Controversial documentaries are very in at the minute – just look at the conversation surrounding the insane Finding Neverland documentary.
Now Netflix is set to air potentially its most opinion-splitting piece of content to date in The Disappearance of Madeleine McCann which will launch on the streaming service tomorrow (Friday March 15).
The eight-part docu-series aims to offer a detailed and “unique” look at the investigation into Madeleine’s disappearance. It will take interviews from 40 contributors in never-before-heard testimonies, existing interviews, archival footage and reenactments in an attempt to piece together the extraordinary circumstances surrounding the case.
The documentary’s release has already been met with controversy after it was slammed by Madeleine’s parents Kate and Gerry McCann.
In their only statement about the docu-series, the McCanns said: “We are aware that Netflix are planning to screen a documentary in March 2019 about Madeleine’s disappearance.
“We did not see – and still do not see – how this programme will help the search for Madeleine and, particularly given there is an active police investigation, it could potentially hinder it.
“Consequently, our views and preferences are not reflected in the programme. We will not be making any further statements or giving interviews regarding this programme.”
Madeleine disappeared in May 2007, while on holiday with her family in Praia da Luz, a resort town in the Algarve, Portugal.

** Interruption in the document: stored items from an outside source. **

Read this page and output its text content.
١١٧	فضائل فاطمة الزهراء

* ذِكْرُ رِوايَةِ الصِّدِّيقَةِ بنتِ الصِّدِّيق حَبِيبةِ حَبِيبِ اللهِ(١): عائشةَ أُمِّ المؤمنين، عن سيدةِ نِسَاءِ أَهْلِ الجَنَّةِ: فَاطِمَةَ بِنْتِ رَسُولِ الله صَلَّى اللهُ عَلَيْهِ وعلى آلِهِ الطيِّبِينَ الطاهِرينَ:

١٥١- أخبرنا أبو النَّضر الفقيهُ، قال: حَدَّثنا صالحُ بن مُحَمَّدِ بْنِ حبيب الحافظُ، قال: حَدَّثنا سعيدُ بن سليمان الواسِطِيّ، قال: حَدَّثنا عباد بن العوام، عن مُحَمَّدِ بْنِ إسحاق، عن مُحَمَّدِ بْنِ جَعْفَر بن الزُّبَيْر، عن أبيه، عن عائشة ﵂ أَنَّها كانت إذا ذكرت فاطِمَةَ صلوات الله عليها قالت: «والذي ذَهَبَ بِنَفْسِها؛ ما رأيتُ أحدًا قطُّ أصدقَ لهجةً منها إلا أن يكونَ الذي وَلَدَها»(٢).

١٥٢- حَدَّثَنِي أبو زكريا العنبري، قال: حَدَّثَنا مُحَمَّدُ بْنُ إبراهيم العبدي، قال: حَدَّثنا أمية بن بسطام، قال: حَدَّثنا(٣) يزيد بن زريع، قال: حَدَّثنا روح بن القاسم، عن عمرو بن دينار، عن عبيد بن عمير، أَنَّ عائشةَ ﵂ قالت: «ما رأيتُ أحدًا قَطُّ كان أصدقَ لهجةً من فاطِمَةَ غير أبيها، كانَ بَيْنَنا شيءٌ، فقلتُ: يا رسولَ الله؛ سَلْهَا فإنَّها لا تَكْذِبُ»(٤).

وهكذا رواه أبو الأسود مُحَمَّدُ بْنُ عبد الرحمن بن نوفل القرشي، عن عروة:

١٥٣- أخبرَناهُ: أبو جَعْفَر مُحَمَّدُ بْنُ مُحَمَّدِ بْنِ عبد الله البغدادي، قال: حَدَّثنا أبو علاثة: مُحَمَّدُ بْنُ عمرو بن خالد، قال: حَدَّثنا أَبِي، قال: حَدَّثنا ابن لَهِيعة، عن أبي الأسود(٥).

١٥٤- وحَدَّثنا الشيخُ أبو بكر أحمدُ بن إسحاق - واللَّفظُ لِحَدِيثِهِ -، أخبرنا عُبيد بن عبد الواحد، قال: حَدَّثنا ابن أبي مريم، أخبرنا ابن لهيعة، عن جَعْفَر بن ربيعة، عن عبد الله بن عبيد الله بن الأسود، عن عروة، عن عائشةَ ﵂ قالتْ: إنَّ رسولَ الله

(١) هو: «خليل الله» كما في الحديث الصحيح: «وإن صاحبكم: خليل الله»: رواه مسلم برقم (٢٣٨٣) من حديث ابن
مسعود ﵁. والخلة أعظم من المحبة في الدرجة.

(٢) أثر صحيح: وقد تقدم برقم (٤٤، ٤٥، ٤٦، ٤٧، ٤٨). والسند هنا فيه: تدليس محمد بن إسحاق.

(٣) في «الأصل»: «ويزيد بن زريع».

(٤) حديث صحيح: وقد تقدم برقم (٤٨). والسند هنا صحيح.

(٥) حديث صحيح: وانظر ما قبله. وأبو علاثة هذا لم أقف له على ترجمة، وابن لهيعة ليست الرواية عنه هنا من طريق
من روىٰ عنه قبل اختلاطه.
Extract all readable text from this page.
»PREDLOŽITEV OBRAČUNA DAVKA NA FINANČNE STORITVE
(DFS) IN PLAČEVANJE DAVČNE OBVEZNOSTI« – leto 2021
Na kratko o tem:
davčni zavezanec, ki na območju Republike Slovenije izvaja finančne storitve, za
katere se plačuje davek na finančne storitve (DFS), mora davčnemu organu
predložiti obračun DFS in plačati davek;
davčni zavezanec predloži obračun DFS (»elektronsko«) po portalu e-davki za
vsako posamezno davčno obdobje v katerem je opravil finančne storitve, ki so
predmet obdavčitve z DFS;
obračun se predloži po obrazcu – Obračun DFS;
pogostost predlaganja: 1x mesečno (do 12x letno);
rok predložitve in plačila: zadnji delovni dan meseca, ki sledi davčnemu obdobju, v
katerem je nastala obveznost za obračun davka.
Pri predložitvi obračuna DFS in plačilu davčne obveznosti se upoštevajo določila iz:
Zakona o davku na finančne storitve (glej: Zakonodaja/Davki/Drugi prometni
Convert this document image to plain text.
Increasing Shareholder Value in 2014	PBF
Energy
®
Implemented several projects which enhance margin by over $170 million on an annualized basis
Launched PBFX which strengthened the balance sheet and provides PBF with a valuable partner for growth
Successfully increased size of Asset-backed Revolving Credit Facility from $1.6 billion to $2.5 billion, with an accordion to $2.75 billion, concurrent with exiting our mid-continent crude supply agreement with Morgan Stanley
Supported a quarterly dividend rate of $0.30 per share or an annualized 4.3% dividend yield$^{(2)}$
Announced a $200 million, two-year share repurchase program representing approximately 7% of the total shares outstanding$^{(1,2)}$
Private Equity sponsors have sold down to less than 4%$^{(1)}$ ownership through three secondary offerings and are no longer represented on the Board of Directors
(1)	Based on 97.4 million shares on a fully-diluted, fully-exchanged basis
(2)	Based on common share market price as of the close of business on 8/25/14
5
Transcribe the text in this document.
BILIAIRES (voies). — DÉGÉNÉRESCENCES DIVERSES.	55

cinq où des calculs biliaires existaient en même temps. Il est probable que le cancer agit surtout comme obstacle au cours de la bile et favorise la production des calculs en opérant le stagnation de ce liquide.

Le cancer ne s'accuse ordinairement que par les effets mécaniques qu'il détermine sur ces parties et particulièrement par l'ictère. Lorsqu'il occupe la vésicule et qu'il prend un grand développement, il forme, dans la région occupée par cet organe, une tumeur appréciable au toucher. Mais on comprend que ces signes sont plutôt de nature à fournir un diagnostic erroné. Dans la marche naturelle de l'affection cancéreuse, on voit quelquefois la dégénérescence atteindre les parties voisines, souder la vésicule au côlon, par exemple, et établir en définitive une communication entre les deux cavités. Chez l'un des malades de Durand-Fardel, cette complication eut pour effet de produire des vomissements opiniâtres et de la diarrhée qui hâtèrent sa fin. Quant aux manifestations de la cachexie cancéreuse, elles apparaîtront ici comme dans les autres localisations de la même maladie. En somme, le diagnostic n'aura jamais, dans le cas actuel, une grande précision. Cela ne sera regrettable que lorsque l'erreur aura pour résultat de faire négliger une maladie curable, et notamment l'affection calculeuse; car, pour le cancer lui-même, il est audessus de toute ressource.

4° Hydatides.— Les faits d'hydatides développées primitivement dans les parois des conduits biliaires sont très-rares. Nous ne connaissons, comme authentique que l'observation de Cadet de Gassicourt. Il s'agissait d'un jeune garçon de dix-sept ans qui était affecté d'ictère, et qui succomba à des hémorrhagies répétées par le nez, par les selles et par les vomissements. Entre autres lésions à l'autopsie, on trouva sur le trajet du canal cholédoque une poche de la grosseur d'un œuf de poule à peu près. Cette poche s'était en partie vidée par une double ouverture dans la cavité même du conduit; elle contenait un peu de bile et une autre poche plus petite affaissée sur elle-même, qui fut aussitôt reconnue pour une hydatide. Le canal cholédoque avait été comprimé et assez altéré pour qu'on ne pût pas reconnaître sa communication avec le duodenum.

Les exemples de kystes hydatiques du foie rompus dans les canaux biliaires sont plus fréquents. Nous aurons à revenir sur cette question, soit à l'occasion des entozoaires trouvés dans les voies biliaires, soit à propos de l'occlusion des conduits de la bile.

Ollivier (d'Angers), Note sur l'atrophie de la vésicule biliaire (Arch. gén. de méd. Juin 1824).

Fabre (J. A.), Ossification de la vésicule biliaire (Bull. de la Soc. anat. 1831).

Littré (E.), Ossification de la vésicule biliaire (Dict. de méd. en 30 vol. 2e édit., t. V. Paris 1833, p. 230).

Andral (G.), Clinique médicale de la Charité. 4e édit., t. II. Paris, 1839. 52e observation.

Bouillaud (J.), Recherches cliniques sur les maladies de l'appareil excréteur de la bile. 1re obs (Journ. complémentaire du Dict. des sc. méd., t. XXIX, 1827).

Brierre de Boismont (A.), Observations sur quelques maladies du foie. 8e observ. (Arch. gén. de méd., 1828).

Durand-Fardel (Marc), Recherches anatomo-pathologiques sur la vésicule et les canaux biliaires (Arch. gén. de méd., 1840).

She was left, along with her two-year-old twin siblings, to sleep in their apartment while Gerry and Kate ate with friends in a restaurant nearby.
The children were checked on periodically until Madeleine’s mum discovered that she had gone missing at around 10pm.
Since then a global search has been underway, in what has become one of the most talked about cases in recent history.
Originally set to air last year, the project was delayed and will now air just before the 12-year anniversary of her disappearance.